Media of various kinds do not require enabling technology to use. Humans can work with the record of the voter intent directly, in a court room, under the watchful public eye.
Enabling technology is always needed for humans to see bits, and due to the nature of how bits are handled, we never actually see the bits that encoded what the machine thought the voter intent was, just some copy, or processed version.
So then, how can electronic voting work? How can Internet voting work in a trustworthy way?
Before I give that answer, consider these four pillars of a trustworthy election:
Anonymity. Voters are not personally linked to their votes.
Oversight. No secrets. The public should be able to follow the voter intent from the voter, and the direct record of their intent, through the process and see it accumulate into the final tally.
Freedom. Voters may vote or not as they see fit.
Transparency. This is required for oversight and the process itself should be documented as a matter of law and procedure, observable by the interested public.

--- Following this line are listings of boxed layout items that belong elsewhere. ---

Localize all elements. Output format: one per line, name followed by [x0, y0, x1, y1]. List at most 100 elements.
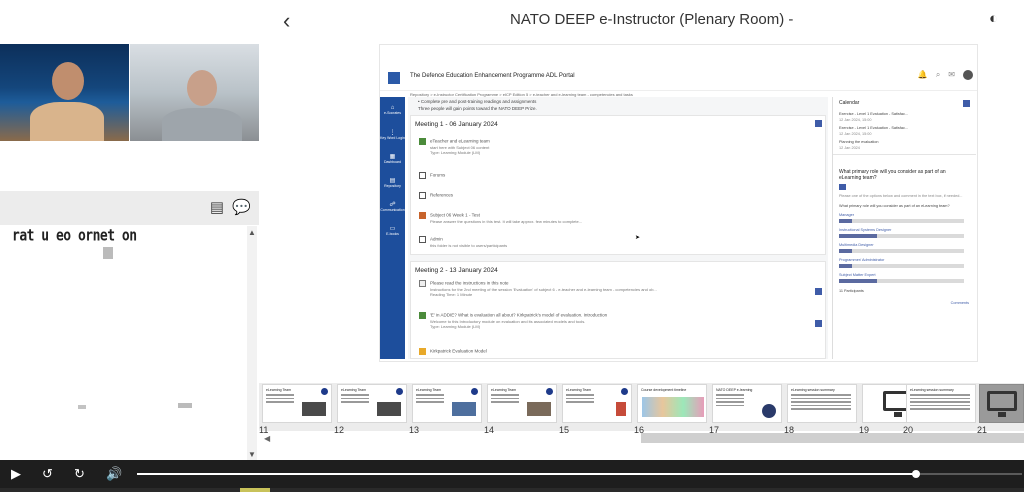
portal-header-icons: 🔔 ⌕ ✉ [918, 70, 973, 80]
calendar-expand-button[interactable] [963, 100, 970, 107]
expand-button[interactable] [815, 288, 822, 295]
thumbnail-lines [716, 394, 744, 408]
slide-thumbnail[interactable]: eLearning session summary [906, 384, 976, 423]
poll-option-label: Programmer/ Administrator [839, 258, 885, 262]
slide-thumbnail[interactable]: eLearning Team [487, 384, 557, 423]
rewind-button[interactable]: ↺ [42, 466, 53, 482]
back-button[interactable]: ‹ [283, 8, 290, 34]
dots-icon: ⋮ [389, 130, 396, 136]
thumbnail-scrollbar[interactable] [641, 433, 1024, 443]
activity-item[interactable]: eTeacher and eLearning team start here w… [419, 138, 819, 155]
logo-icon [621, 388, 628, 395]
video-feed-participant-2[interactable] [130, 44, 259, 141]
play-button[interactable]: ▶ [11, 466, 21, 482]
scroll-left-icon[interactable]: ◀ [264, 434, 270, 443]
activity-item[interactable]: Please read the instructions in this not… [419, 280, 819, 297]
notes-text: rat u eo ornet on [12, 227, 137, 246]
notes-scrollbar[interactable]: ▲ ▼ [247, 226, 257, 460]
slide-number: 13 [409, 425, 420, 435]
header: ‹ NATO DEEP e-Instructor (Plenary Room) … [259, 0, 1024, 40]
section-title: Meeting 1 - 06 January 2024 [415, 121, 498, 128]
activity-item[interactable]: 'E' in ADDIE? What is evaluation all abo… [419, 312, 819, 329]
slide-thumbnail-current[interactable] [979, 384, 1024, 423]
calendar-event[interactable]: Exercise - Level 1 Evaluation - Satisfac… [839, 112, 908, 116]
folder-icon [419, 236, 426, 243]
activity-item[interactable]: References [419, 192, 819, 199]
slide-thumbnail[interactable]: eLearning Team [562, 384, 632, 423]
progress-track[interactable] [137, 470, 1022, 478]
notes-icon[interactable]: ▤ [208, 199, 226, 217]
scroll-down-icon[interactable]: ▼ [248, 450, 256, 459]
item-title: Forums [430, 172, 446, 178]
player-controls: ▶ ↺ ↻ 🔊 [0, 460, 1024, 488]
calendar-event[interactable]: Exercise - Level 1 Evaluation - Satisfac… [839, 126, 908, 130]
poll-bar [839, 219, 964, 223]
thumbnail-lines [910, 394, 970, 412]
page-title: NATO DEEP e-Instructor (Plenary Room) - [510, 11, 794, 28]
nav-item[interactable]: ▦ Dashboard [380, 153, 405, 164]
poll-option-label: Multimedia Designer [839, 243, 874, 247]
expand-button[interactable] [815, 120, 822, 127]
logo-icon [321, 388, 328, 395]
monitor-stand [894, 412, 902, 417]
slide-thumbnail[interactable]: eLearning Team [412, 384, 482, 423]
forward-button[interactable]: ↻ [74, 466, 85, 482]
nav-label: e-Socrates [384, 111, 401, 115]
slide-thumbnail[interactable]: eLearning session summary [787, 384, 857, 423]
calendar-date: 12 Jan 2024 [839, 146, 860, 150]
nav-item[interactable]: ▤ Repository [380, 177, 405, 188]
item-title: Please read the instructions in this not… [430, 280, 509, 286]
thumbnail-title: NATO DEEP e-learning [716, 388, 753, 392]
item-type: Reading Time: 1 Minute [430, 292, 473, 297]
poll-hint: Please one of the options below and comm… [839, 194, 963, 198]
search-icon[interactable]: ⌕ [936, 70, 940, 80]
rewind-icon: ↺ [42, 466, 53, 481]
nav-label: Communication [380, 208, 405, 212]
scroll-up-icon[interactable]: ▲ [248, 228, 256, 237]
ebooks-icon: ▭ [389, 226, 396, 232]
chat-icon[interactable]: 💬 [232, 199, 251, 217]
participant-face [52, 62, 84, 100]
item-title: Subject 06 Week 1 - Test [430, 212, 480, 218]
logo-icon [396, 388, 403, 395]
progress-knob[interactable] [911, 470, 920, 478]
slide-thumbnail[interactable]: Course development timeline [637, 384, 707, 423]
nav-item[interactable]: ☍ Communication [380, 201, 405, 212]
bell-icon[interactable]: 🔔 [918, 70, 928, 80]
item-desc: this folder is not visible to users/part… [430, 243, 508, 248]
slide-thumbnail[interactable]: eLearning Team [337, 384, 407, 423]
poll-bar [839, 249, 964, 253]
theme-toggle-button[interactable]: ◐ [989, 10, 998, 27]
course-content: • Complete pre and post-training reading… [408, 97, 828, 359]
progress-fill [137, 473, 916, 475]
nav-item[interactable]: ⋮ Key Word Login [380, 129, 405, 140]
volume-button[interactable]: 🔊 [106, 466, 122, 482]
activity-item[interactable]: Admin this folder is not visible to user… [419, 236, 819, 248]
comments-link[interactable]: Comments [951, 301, 969, 305]
expand-button[interactable] [815, 320, 822, 327]
bottom-strip [0, 488, 1024, 492]
thumbnail-lines [491, 394, 519, 405]
activity-item[interactable]: Subject 06 Week 1 - Test Please answer t… [419, 212, 819, 224]
calendar-event[interactable]: Planning the evaluation [839, 140, 878, 144]
poll-bar-fill [839, 249, 852, 253]
nav-item[interactable]: ⌂ e-Socrates [380, 105, 405, 115]
activity-item[interactable]: Kirkpatrick Evaluation Model [419, 348, 819, 355]
poll-button[interactable] [839, 184, 846, 190]
module-icon [419, 138, 426, 145]
participant-body [162, 108, 242, 141]
item-type: Type: Learning Module (LM) [430, 150, 481, 155]
messages-icon[interactable]: ✉ [948, 70, 955, 80]
nato-logo-icon [388, 72, 400, 84]
calendar-block: Calendar Exercise - Level 1 Evaluation -… [833, 97, 976, 155]
slide-thumbnail[interactable]: eLearning Team [262, 384, 332, 423]
nav-item[interactable]: ▭ E-books [380, 225, 405, 236]
slide-thumbnail[interactable]: NATO DEEP e-learning [712, 384, 782, 423]
participant-face [187, 70, 217, 106]
activity-item[interactable]: Forums [419, 172, 819, 179]
video-feed-participant-1[interactable] [0, 44, 129, 141]
thumbnail-image [452, 402, 476, 416]
portal-header: The Defence Education Enhancement Progra… [380, 65, 977, 91]
avatar[interactable] [963, 70, 973, 80]
item-title: Kirkpatrick Evaluation Model [430, 348, 487, 354]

Trustworthy elections embody all four of those to the maximum extent possible.
Now, what is the difference between electronic voting on the Internet and banking, for example?
Loss of anonymity!
The only way we can make electronic systems even remotely plausible is to record what everybody voted everywhere and keep that as an enduring record. Voters then could verify their votes, protest them, detect inaccuracies, and that comes at the cost of being held to a greater account for them too.
Unless we are willing to do that, no electronic system is trustworthy, because the nature of computer bits and the failure to directly record voter intent, forcing us to trust a proxy, means we must hold an election where we never, ever actually record voter intent!
That is madness!
Now, if we use machines to assist voters in the generation of human readable records to be used for the tally, a person can verify the record is an accurate expression of their intent.
People want the quick Internet voting, but they also want to trust it, and the point I am making in this diary is very significant! Read it again:
Electronic touch screen machines do not record voter intent. They parse input and record what their designers want them to record. Home computers are no different! A voter can click something and something else says their vote is X and what then?
NOBODY KNOWS! Without the loss of anonymity, nobody can know.
Notice how those machines have strong IP protection? Funny how that works isn't it?
When you add up the vote by proxy, IP considerations, change nature of computer bits, and the overall secrecy surrounding voting, it's pretty easy to see an Internet election, or one where it's done on machines simply isn't trustworthy at all!
Worse, doing this doesn't solve any real problems that we can't solve with people and some basic process considerations.
Please don't go down this road. I know it's compelling to get Internet votes because we generally rule the Internet. But it's a mistake! It's a mistake because we won't be recording voter intent anymore, and once we fail in doing that, the elections are no longer something we can verify and with that, no longer something we can trust.